The current study has several limitations, including its retrospective nature and a relatively small sample size. In 11 cases, histological diagnosis relied purely on needle biopsy which may underestimate the grade of chondral tumours compared to surgical histology [25]. In most cases, there was no previous MRI study of the biopsied lesion for assessment of lesion growth as a further indication of tumour grade. The majority of MRI examinations were performed prior to referral with differing protocols, which may have affected the appearances of peri-lesional bone marrow and soft tissue oedema from case to case. Only a minority of contrast-enhanced studies were available, but as the aim of the study was to evaluate whether MRI could differentiate low- and high-grade chondrosarcoma, techniques such as dynamic contrast-enhanced MRI and diffusion-weighted imaging (DWI) were not assessed. The former has not been shown to be of value in differentiating enchondroma from chondrosarcoma [13], while DWI has also not been found useful for the identification of chondrosarcoma [26]. Finally, FDG-PET studies were also not available in any cases. FDG-PET has shown value in differentiating low-grade chondral tumours from higher-grade lesions based on SUVmax [27], and therefore, this could be the subject of further research in the setting of enchondromatosis.
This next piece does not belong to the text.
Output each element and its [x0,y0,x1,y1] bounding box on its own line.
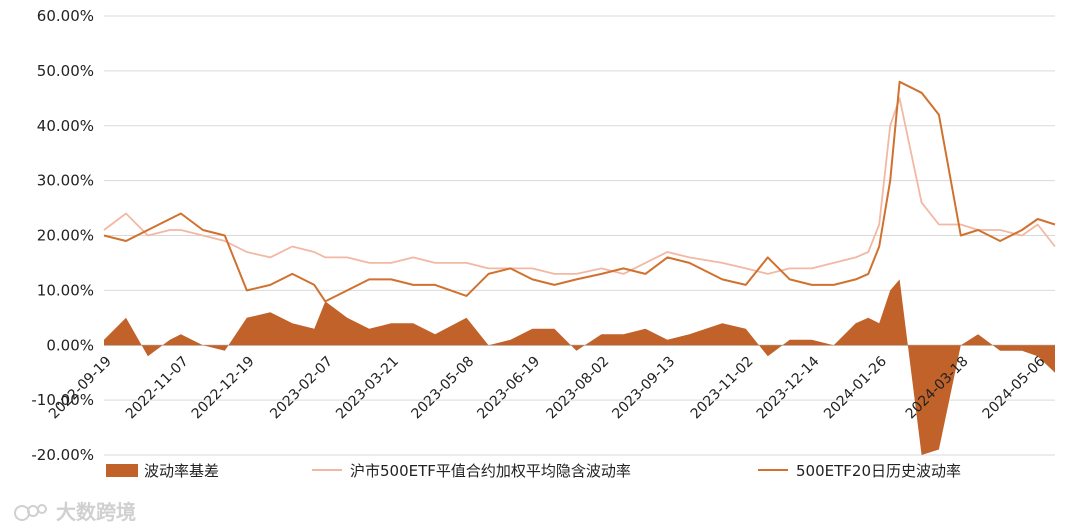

In conclusion, the current study suggests that high-grade CS is more likely to occur in Maffucci syndrome and in tumours arising from the pelvis. The presence of bone oedema, periosteal reaction and soft tissue oedema on MRI may indicate high-grade malignant transformation in patients with enchondromatosis. In addition, cortical destruction and soft tissue mass are features suggestive of HGCT in major long bone lesions, but no significant differentiating features were identified in the small bones of the hands and feet.